Even if they’re not and he does redshirt, having that kind of guy lead you and set that tone in practice can help the Jayhawks a great deal in 2019-20.
• OK. Back to the highlights. Which means it’s time to talk about sophomore guard Ochai Agbaji.
Agbaji played great in the first camp game a week ago, showing an improved jumper, an ability to get to his spots and get the shots he wanted and a willingness to attack the rim off the dribble from all angles.
What he showed this week was that he wants to team with Udoka Azubuike in returning the dunk to the KU lineup.
Agbaji was a dunking fool in this one, attacking the rim with authority off the bounce and flashing all kinds of flare in those moments when he had a chance to put on a show for the campers in the crowd.
I had him for three dunks in this one and all three were absolutely spectacular.
The first, which put the Crimson team up 8-6, was a breakaway dunk in which Agbaji decided to show off your basic windmill hammer.
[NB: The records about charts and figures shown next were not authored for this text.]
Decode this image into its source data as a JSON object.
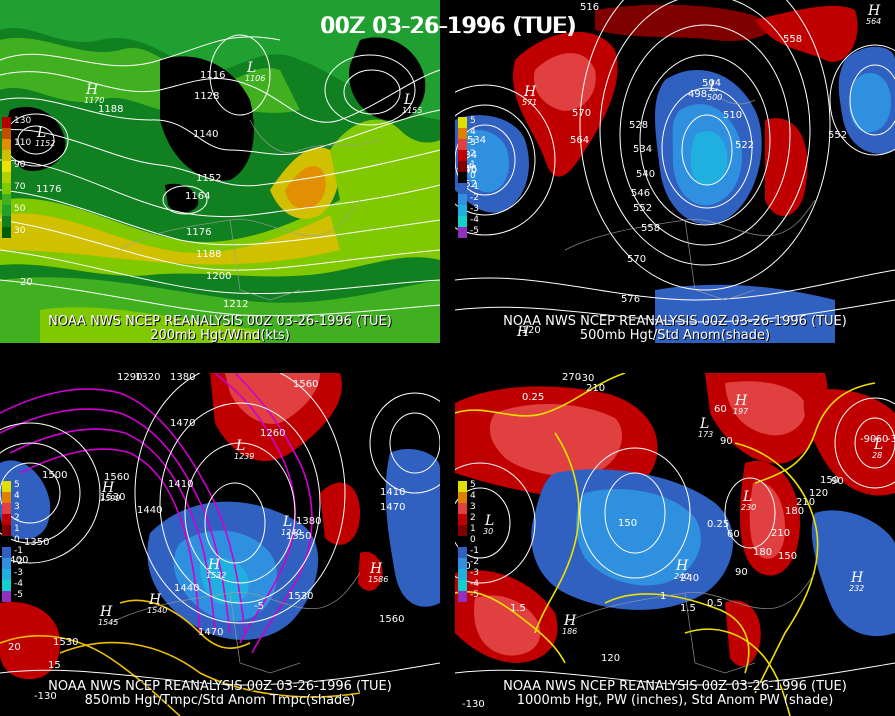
{
  "main_title": "00Z 03-26-1996 (TUE)",
  "panels": [
    {
      "id": "p200",
      "line1": "NOAA NWS NCEP REANALYSIS 00Z 03-26-1996 (TUE)",
      "line2": "200mb Hgt/Wind(kts)",
      "legend": [
        {
          "label": "130",
          "color": "#b00000"
        },
        {
          "label": "",
          "color": "#c05000"
        },
        {
          "label": "110",
          "color": "#e09000"
        },
        {
          "label": "",
          "color": "#d0c000"
        },
        {
          "label": "90",
          "color": "#f0e000"
        },
        {
          "label": "",
          "color": "#b0d000"
        },
        {
          "label": "70",
          "color": "#80c800"
        },
        {
          "label": "",
          "color": "#40b020"
        },
        {
          "label": "50",
          "color": "#20a030"
        },
        {
          "label": "",
          "color": "#108020"
        },
        {
          "label": "30",
          "color": "#006000"
        }
      ],
      "labels": [
        "1116",
        "1128",
        "1140",
        "1152",
        "1164",
        "1176",
        "1188",
        "1200",
        "1212",
        "1176",
        "1188",
        "20"
      ],
      "centers": [
        {
          "t": "L",
          "v": "1106"
        },
        {
          "t": "H",
          "v": "1170"
        },
        {
          "t": "L",
          "v": "1152"
        },
        {
          "t": "L",
          "v": "1155"
        }
      ]
    },
    {
      "id": "p500",
      "line1": "NOAA NWS NCEP REANALYSIS 00Z 03-26-1996 (TUE)",
      "line2": "500mb Hgt/Std Anom(shade)",
      "legend": [
        {
          "label": "5",
          "color": "#e0e000"
        },
        {
          "label": "4",
          "color": "#e08000"
        },
        {
          "label": "3",
          "color": "#e04040"
        },
        {
          "label": "2",
          "color": "#c00000"
        },
        {
          "label": "1",
          "color": "#800000"
        },
        {
          "label": "0",
          "color": "#000000"
        },
        {
          "label": "-1",
          "color": "#3060c0"
        },
        {
          "label": "-2",
          "color": "#3090e0"
        },
        {
          "label": "-3",
          "color": "#20b0e0"
        },
        {
          "label": "-4",
          "color": "#10d0d0"
        },
        {
          "label": "-5",
          "color": "#9030c0"
        }
      ],
      "labels": [
        "516",
        "558",
        "564",
        "570",
        "528",
        "534",
        "540",
        "546",
        "552",
        "558",
        "570",
        "576",
        "534",
        "540",
        "552",
        "546",
        "552",
        "534",
        "522",
        "510",
        "504",
        "498",
        "-120"
      ],
      "centers": [
        {
          "t": "H",
          "v": "571"
        },
        {
          "t": "L",
          "v": "534"
        },
        {
          "t": "L",
          "v": "500"
        },
        {
          "t": "H",
          "v": "564"
        },
        {
          "t": "H",
          "v": ""
        }
      ]
    },
    {
      "id": "p850",
      "line1": "NOAA NWS NCEP REANALYSIS 00Z 03-26-1996 (TUE)",
      "line2": "850mb Hgt/Tmpc/Std Anom Tmpc(shade)",
      "legend": [
        {
          "label": "5",
          "color": "#e0e000"
        },
        {
          "label": "4",
          "color": "#e08000"
        },
        {
          "label": "3",
          "color": "#e04040"
        },
        {
          "label": "2",
          "color": "#c00000"
        },
        {
          "label": "1",
          "color": "#800000"
        },
        {
          "label": "0",
          "color": "#000000"
        },
        {
          "label": "-1",
          "color": "#3060c0"
        },
        {
          "label": "-2",
          "color": "#3090e0"
        },
        {
          "label": "-3",
          "color": "#20b0e0"
        },
        {
          "label": "-4",
          "color": "#10d0d0"
        },
        {
          "label": "-5",
          "color": "#9030c0"
        }
      ],
      "labels": [
        "1290",
        "1320",
        "1380",
        "1470",
        "1560",
        "1260",
        "1500",
        "1560",
        "1530",
        "1410",
        "1440",
        "1350",
        "1400",
        "1380",
        "1350",
        "1410",
        "1470",
        "1530",
        "1560",
        "1440",
        "1470",
        "1530",
        "15",
        "20",
        "-130",
        "-5"
      ],
      "centers": [
        {
          "t": "L",
          "v": "1239"
        },
        {
          "t": "H",
          "v": "1590"
        },
        {
          "t": "L",
          "v": "1240"
        },
        {
          "t": "H",
          "v": "1532"
        },
        {
          "t": "H",
          "v": "1545"
        },
        {
          "t": "H",
          "v": "1586"
        },
        {
          "t": "H",
          "v": "1540"
        }
      ]
    },
    {
      "id": "p1000",
      "line1": "NOAA NWS NCEP REANALYSIS 00Z 03-26-1996 (TUE)",
      "line2": "1000mb Hgt, PW (inches), Std Anom PW (shade)",
      "legend": [
        {
          "label": "5",
          "color": "#e0e000"
        },
        {
          "label": "4",
          "color": "#e08000"
        },
        {
          "label": "3",
          "color": "#e04040"
        },
        {
          "label": "2",
          "color": "#c00000"
        },
        {
          "label": "1",
          "color": "#800000"
        },
        {
          "label": "0",
          "color": "#000000"
        },
        {
          "label": "-1",
          "color": "#3060c0"
        },
        {
          "label": "-2",
          "color": "#3090e0"
        },
        {
          "label": "-3",
          "color": "#20b0e0"
        },
        {
          "label": "-4",
          "color": "#10d0d0"
        },
        {
          "label": "-5",
          "color": "#9030c0"
        }
      ],
      "labels": [
        "0.25",
        "-30",
        "210",
        "270",
        "90",
        "150",
        "180",
        "210",
        "120",
        "150",
        "90",
        "60",
        "210",
        "240",
        "180",
        "150",
        "90",
        "120",
        "0.25",
        "0.5",
        "1",
        "1.5",
        "1.5",
        "90",
        "60",
        "-90",
        "-60",
        "-30",
        "-130"
      ],
      "centers": [
        {
          "t": "L",
          "v": "173"
        },
        {
          "t": "L",
          "v": "30"
        },
        {
          "t": "H",
          "v": "197"
        },
        {
          "t": "L",
          "v": "230"
        },
        {
          "t": "H",
          "v": "240"
        },
        {
          "t": "H",
          "v": "232"
        },
        {
          "t": "H",
          "v": "186"
        },
        {
          "t": "L",
          "v": "28"
        }
      ]
    }
  ]
}
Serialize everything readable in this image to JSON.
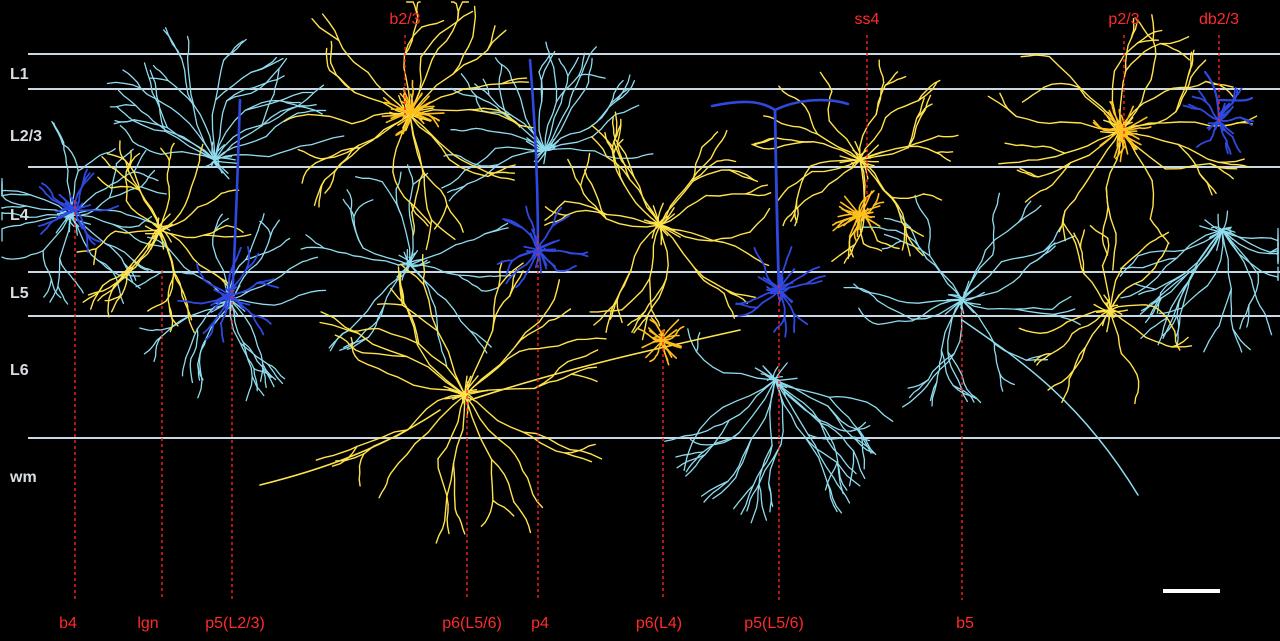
{
  "figure": {
    "background_color": "#000000",
    "layer_line_color": "#c8d8e4",
    "marker_color": "#ff2020",
    "palette": {
      "yellow": "#ffe34d",
      "orange": "#ffc01e",
      "light_blue": "#8fdcee",
      "dark_blue": "#2f49e0"
    },
    "layers": [
      "L1",
      "L2/3",
      "L4",
      "L5",
      "L6",
      "wm"
    ],
    "top_labels": [
      "b2/3",
      "ss4",
      "p2/3",
      "db2/3"
    ],
    "bottom_labels": [
      "b4",
      "lgn",
      "p5(L2/3)",
      "p6(L5/6)",
      "p4",
      "p6(L4)",
      "p5(L5/6)",
      "b5"
    ],
    "scale_bar": {
      "color": "#ffffff"
    }
  }
}
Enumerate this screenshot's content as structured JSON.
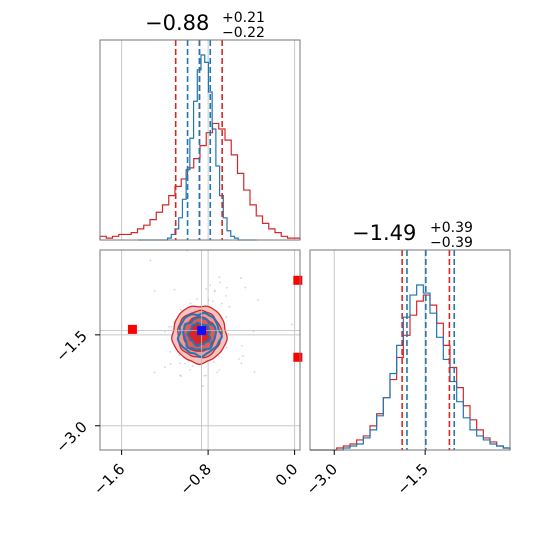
{
  "chart_data": {
    "type": "corner",
    "titles": [
      {
        "main": "−0.88",
        "plus": "+0.21",
        "minus": "−0.22"
      },
      {
        "main": "−1.49",
        "plus": "+0.39",
        "minus": "−0.39"
      }
    ],
    "param1": {
      "range": [
        -1.8,
        0.05
      ],
      "ticks": [
        -1.6,
        -0.8,
        0.0
      ],
      "tick_labels": [
        "−1.6",
        "−0.8",
        "0.0"
      ],
      "red_quantiles": [
        -1.1,
        -0.88,
        -0.67
      ],
      "blue_quantiles": [
        -0.99,
        -0.88,
        -0.78
      ],
      "red_hist": [
        0.02,
        0.01,
        0.02,
        0.03,
        0.03,
        0.04,
        0.06,
        0.08,
        0.11,
        0.15,
        0.19,
        0.24,
        0.29,
        0.33,
        0.39,
        0.44,
        0.51,
        0.58,
        0.63,
        0.6,
        0.54,
        0.46,
        0.36,
        0.27,
        0.19,
        0.13,
        0.09,
        0.06,
        0.04,
        0.02,
        0.01,
        0.01
      ],
      "blue_hist": [
        0,
        0,
        0,
        0,
        0,
        0,
        0,
        0,
        0.01,
        0.03,
        0.06,
        0.12,
        0.22,
        0.38,
        0.55,
        0.75,
        0.92,
        1.0,
        0.96,
        0.8,
        0.6,
        0.4,
        0.24,
        0.12,
        0.05,
        0.02,
        0.01,
        0,
        0,
        0,
        0,
        0
      ]
    },
    "param2": {
      "range": [
        -3.4,
        -0.1
      ],
      "ticks": [
        -3.0,
        -1.5
      ],
      "tick_labels": [
        "−3.0",
        "−1.5"
      ],
      "red_quantiles": [
        -1.88,
        -1.49,
        -1.1
      ],
      "blue_quantiles": [
        -1.8,
        -1.49,
        -1.02
      ],
      "red_hist": [
        0,
        0,
        0,
        0,
        0.01,
        0.02,
        0.03,
        0.05,
        0.07,
        0.12,
        0.18,
        0.26,
        0.35,
        0.46,
        0.57,
        0.67,
        0.74,
        0.77,
        0.72,
        0.63,
        0.52,
        0.41,
        0.31,
        0.22,
        0.15,
        0.1,
        0.06,
        0.04,
        0.02,
        0.01
      ],
      "blue_hist": [
        0,
        0,
        0,
        0,
        0,
        0.01,
        0.02,
        0.03,
        0.06,
        0.1,
        0.17,
        0.26,
        0.38,
        0.52,
        0.66,
        0.77,
        0.82,
        0.78,
        0.68,
        0.56,
        0.45,
        0.34,
        0.24,
        0.16,
        0.1,
        0.07,
        0.05,
        0.03,
        0.02,
        0.01
      ]
    },
    "joint": {
      "red_center": [
        -0.88,
        -1.49
      ],
      "red_sigma": [
        0.2,
        0.38
      ],
      "blue_center": [
        -0.88,
        -1.49
      ],
      "blue_sigma": [
        0.11,
        0.34
      ],
      "blue_marker": [
        -0.86,
        -1.43
      ],
      "red_markers": [
        [
          -1.5,
          -1.41
        ],
        [
          0.03,
          -0.6
        ],
        [
          0.03,
          -1.87
        ]
      ]
    }
  }
}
He executed it perfectly and hammered the rim, hanging high in the air to make sure he literally threw it down while he was up there.
The second, which cut the Crimson deficit to one at 25-24, was even more impressive, as Agbaji elected to put the ball between his legs and executed a perfect rendition of Isaiah Rider’s “East Bay Funk Dunk” from back in the day.
The ball crawled over the rim a little bit on that one, but it still went down and it was still something to see Agbaji’s athleticism allow him to pull that off in the flow of an actual game.
The last, was equally as impressive as the first two but of a completely different style. Crashing the glass hard after a missed jumper by Taylor, Agbaji flew right by two players in Blue jerseys and hammered home a follow dunk to put the Crimson team up nine, 46-37.
Although Agbaji’s freshman season was absolutely spectacular and put him on the national map, it’s worth remembering that part of the reason he faded down the stretch a little bit was the injury he suffered to his shins that he dealt with for most of the second half of the season.
He appears to be fully healthy again today and has only gotten better. There’s little doubt that he’s in for a big sophomore season.
• Real quick, a couple of things Self is probably glad he missed that may not be seen again outside of the camp scrimmage.
Remember, though, these are just scrimmages, in front of campers, and the players realize that half of the fun for the young kids watching is to see them put on a show and try things they might not otherwise try.
That’s the easiest way to explain the jumpers that Udoka Azubuike shot, a couple of which looked decent and a couple of which did not.
The campers were so enamored by the big fella’s willingness to shoot the ball that they actually started chanting “Dok for 3, Dok for 3” toward the end of the scrimmage, begging him to attempt a 3-pointer to win it. He didn’t. Good move.
Azubuike knows where his bread is buttered and he showed that over and over in Tuesday's scrimmage, dunking whenever possible and having a little fun while playing a lot in the process.
He even flashed some ball-handling skills, which also delighted the campers, going coast-to-coast after crossing over a teammate near mid-court on one occasion.
Rookie Jalen Wilson had a rough day shooting the ball — 5 of 20 overall and 1 of 13 from 3-point range — but that’ll likely be the last time you see that.
It’s been a whirlwind week for Wilson and it was obvious that he wanted to make a splash in his first unofficial game in the Fieldhouse. Give the kid credit for going for it.
He won’t shoot that poorly again in there. And even though he did, it didn’t take away from his willingness to be aggressive, make plays for others and keep attacking. That’s a way better good sign than the missed shots are a bad sign.